On-site assembly of blade pieces is the most promising as turbine manufacturers already have some experience with this solution. However, it increases the LCoE and require cost reductions in other aspects of the wind systems. On-site blade manufacturing is another solution. While it makes transportation costs negligible, it will no doubt be very expensive. This study was undertaken for the US wind energy segment, but the research results are applicable for the Indian industry as well, as it will also be introducing WTGs with longer blades going forward.

Biodiversity and man-made challenges

As the size of blades increases, more instances of bird deaths will be reported. To mitigate this issue, the industry, government, environmentalists and researchers need to work together. Some wind developers are taking initiatives to organise field studies with independent researchers to gauge the extent of risk. Recently, experts from the Bombay Natural History Society and Salim Ali Centre for Ornithology and Natural History carried out a thorough study to investigate bird mortalities in wind farms in Kutch, Gujarat, and Davangere, Karnataka. The study reported 47 bird deaths from 11 different species in Kutch and seven deaths from three different species in Davangere. The proximity of the wind plants to four biodiversity parks is a key reason for higher death tolls in the Kutch region. In general, WTGs and blades could be painted to increase their visibility and avoid bird collision. Some believe that the use of larger turbines and blades could spoil the natural landscape. This is a major concern in Western countries.
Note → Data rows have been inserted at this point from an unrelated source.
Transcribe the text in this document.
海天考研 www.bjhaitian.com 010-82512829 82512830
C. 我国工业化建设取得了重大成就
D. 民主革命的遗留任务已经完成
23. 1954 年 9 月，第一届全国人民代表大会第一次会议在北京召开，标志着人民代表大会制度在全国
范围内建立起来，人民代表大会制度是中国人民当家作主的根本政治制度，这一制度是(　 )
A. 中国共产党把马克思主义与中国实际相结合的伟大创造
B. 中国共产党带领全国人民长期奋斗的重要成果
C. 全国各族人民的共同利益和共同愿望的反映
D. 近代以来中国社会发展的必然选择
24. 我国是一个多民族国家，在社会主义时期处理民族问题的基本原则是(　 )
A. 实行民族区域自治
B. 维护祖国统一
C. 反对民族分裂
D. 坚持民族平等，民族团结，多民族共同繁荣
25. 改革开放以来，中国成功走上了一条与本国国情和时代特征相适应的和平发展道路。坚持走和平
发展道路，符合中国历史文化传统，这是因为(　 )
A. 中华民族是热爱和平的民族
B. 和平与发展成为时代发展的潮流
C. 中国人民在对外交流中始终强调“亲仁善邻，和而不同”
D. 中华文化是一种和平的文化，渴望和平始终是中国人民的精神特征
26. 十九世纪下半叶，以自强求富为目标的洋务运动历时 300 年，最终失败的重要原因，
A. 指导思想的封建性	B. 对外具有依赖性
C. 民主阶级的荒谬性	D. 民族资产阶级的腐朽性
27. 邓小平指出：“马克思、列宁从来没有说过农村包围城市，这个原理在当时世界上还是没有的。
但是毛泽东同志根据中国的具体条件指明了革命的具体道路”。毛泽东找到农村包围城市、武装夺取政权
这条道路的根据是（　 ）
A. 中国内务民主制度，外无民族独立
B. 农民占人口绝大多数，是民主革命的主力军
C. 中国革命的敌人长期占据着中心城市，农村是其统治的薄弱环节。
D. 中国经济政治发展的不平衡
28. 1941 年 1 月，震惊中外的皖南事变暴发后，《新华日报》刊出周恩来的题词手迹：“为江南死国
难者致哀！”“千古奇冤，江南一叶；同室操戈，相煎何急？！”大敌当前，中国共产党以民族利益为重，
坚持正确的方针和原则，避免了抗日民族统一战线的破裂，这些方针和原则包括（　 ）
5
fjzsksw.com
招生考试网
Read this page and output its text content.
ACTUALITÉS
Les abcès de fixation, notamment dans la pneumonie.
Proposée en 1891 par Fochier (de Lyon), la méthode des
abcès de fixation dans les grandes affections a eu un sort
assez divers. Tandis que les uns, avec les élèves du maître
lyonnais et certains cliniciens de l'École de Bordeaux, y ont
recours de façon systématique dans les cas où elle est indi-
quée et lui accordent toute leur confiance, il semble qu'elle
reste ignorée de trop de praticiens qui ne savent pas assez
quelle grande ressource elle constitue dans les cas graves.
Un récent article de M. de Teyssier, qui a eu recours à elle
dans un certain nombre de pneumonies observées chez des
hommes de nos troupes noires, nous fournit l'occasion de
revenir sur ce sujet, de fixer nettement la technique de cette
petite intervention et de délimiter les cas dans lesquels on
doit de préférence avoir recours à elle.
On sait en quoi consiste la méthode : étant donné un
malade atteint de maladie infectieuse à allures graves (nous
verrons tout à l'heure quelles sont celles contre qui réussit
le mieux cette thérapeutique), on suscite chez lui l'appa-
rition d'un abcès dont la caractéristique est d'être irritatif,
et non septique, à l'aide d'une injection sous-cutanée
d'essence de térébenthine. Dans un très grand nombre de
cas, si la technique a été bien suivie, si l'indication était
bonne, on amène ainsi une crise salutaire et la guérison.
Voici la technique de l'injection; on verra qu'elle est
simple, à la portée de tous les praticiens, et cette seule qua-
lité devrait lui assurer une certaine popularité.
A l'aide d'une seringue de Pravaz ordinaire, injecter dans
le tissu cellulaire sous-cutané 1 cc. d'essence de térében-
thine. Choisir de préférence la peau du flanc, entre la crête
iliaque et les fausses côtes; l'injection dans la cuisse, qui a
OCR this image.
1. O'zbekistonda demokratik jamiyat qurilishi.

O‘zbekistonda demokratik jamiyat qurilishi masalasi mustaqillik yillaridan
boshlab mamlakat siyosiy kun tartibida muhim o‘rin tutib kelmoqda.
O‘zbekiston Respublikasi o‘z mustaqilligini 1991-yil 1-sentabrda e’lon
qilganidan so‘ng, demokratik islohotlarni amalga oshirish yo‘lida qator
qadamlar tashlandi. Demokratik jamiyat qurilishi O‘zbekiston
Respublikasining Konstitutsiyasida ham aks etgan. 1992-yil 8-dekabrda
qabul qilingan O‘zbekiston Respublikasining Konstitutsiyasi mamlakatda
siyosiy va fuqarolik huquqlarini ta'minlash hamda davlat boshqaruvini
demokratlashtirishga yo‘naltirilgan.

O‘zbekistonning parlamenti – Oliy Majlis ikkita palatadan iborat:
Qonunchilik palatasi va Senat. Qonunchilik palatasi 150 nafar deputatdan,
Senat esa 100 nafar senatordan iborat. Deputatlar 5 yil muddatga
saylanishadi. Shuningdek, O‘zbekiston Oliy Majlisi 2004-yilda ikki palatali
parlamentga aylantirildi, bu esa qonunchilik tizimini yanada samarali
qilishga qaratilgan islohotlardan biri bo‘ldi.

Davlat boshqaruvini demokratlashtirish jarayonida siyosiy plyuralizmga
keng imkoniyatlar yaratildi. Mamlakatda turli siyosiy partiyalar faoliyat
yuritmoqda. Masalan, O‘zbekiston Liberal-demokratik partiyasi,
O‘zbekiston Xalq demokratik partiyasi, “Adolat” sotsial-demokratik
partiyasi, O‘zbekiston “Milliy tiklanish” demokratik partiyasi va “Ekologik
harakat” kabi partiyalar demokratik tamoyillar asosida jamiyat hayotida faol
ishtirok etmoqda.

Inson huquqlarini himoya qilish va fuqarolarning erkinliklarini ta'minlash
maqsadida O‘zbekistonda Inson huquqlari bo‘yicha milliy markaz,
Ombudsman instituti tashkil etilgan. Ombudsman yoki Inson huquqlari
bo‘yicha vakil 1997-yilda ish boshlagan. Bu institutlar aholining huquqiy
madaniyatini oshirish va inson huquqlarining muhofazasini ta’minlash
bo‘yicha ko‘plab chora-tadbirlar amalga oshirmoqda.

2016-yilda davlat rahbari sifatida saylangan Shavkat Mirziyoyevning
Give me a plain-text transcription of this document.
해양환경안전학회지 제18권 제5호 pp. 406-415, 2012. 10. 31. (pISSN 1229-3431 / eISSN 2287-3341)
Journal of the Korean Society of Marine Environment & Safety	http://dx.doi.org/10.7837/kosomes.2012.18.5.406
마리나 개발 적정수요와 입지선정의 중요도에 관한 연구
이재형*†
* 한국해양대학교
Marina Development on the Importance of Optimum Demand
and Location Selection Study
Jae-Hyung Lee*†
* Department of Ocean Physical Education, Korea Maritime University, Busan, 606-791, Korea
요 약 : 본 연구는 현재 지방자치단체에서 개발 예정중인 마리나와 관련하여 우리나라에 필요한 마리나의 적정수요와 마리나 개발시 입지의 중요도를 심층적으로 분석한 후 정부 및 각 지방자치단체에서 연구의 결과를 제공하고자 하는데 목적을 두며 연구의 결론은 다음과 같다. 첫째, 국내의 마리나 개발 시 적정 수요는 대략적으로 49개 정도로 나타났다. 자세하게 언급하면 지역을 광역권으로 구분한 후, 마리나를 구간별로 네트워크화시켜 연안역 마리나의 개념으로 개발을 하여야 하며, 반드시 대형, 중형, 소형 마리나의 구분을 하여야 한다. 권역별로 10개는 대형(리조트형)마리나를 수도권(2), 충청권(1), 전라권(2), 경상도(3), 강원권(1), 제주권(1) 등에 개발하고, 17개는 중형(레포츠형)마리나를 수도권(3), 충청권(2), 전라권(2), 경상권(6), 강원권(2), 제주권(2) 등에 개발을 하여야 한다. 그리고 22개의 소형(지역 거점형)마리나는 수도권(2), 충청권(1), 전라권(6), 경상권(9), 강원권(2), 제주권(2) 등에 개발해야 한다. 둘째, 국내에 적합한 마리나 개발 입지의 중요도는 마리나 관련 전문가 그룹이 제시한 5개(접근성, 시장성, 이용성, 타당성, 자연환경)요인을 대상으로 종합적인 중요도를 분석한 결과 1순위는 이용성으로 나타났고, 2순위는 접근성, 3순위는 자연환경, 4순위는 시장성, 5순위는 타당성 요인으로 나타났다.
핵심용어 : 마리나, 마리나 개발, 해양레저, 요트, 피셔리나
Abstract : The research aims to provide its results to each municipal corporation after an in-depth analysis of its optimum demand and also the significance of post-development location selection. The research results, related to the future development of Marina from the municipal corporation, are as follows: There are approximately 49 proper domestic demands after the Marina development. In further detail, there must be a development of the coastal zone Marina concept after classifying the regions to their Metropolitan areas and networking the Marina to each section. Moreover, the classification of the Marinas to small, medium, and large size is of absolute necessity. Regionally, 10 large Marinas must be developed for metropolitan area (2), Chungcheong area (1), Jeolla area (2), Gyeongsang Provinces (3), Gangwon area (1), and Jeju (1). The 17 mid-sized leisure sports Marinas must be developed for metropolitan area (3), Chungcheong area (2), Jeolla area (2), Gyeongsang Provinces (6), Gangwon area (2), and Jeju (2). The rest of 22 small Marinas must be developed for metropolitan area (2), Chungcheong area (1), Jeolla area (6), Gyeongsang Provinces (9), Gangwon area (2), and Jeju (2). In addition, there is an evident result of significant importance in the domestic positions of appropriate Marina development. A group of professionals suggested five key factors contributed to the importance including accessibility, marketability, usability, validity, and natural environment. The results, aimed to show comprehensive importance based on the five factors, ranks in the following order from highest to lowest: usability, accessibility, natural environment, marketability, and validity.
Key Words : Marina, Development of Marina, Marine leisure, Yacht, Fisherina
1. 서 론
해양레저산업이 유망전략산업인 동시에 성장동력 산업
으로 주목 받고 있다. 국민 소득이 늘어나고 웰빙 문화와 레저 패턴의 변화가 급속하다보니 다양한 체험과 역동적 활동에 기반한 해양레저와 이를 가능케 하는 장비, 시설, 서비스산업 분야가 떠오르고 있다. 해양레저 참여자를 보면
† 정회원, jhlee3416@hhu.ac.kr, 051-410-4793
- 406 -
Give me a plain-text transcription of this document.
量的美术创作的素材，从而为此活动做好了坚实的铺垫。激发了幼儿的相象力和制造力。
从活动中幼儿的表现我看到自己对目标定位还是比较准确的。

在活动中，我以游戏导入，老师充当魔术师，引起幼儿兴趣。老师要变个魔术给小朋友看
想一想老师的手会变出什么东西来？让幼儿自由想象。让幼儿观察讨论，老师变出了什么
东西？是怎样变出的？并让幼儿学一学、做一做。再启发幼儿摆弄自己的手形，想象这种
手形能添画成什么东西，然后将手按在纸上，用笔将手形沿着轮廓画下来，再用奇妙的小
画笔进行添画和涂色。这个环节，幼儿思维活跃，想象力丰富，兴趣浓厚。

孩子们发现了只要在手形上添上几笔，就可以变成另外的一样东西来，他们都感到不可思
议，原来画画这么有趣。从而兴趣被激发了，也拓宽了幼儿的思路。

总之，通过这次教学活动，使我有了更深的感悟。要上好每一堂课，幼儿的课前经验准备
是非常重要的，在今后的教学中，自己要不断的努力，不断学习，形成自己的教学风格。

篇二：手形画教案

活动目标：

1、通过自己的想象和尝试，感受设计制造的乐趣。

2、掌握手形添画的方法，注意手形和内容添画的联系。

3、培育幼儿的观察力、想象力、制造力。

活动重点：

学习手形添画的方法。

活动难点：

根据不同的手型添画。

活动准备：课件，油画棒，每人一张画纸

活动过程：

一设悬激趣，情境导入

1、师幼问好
In India, commercial aspects and efficiency gains will continue to be favoured over aesthetics.

To address public concerns, the wind industry can continue to engage with communities and policymakers at the local and state levels to build trust and generate acceptance. A major concern is that the deployment of blades with large rotor diameters will require amendments to the regulations concerning airspace. Further, some offshore and onshore wind projects set up near international boundaries (especially for India’s western neighbours) could be stalled due to national security concerns. To this end, some of the overcautious regulations can be simplified with coordinated effort among concerned agencies, which will be the toughest challenge.

Innovations under way

The industry at large is undeterred by the challenges. It is already investing in new technologies that are being deployed from the manufacturing stage to the project commissioning stage. At the manufacturing stage, the increase in the size of blades has brought with it a need for stronger composite materials. Therefore, new composite materials are currently being deployed that will increase the lifespan of a turbine blade, improve the manufacturing process, and contribute to the overall efficiency of turbine systems. In addition, new heating techniques are being developed that will work well with the new composite material. Moreover, focused research and development is being undertaken to reduce the time taken to manufacture a single turbine blade by almost 40 per cent, that is, from 38 hours to 24 hours. Further, advanced carts and material handling systems are being designed to rotate a blade 270 degrees, which reduces the number of times blades must be moved throughout the manufacturing process. Meanwhile, new equipment handling systems are being designed to aid the installation of larger blades. Further, 3D-projected blueprints will be used in the assembly of large blades in order to reduce the amount of time taken by workers to complete the job.

The innovations undertaken with respect to longer blades are well appreciated, particularly in India, where old WTGs need to be repowered. Plants commissioned in the early 1990s will near their end-of-life in a few years. About 19,500 old WTGs with less than 1 MW capacity rating have a repowering potential of 10.5 GW. This statistic is sufficient to drive developers to install new variants of WTGs with longer blades and 2-3 MW of capacity rating.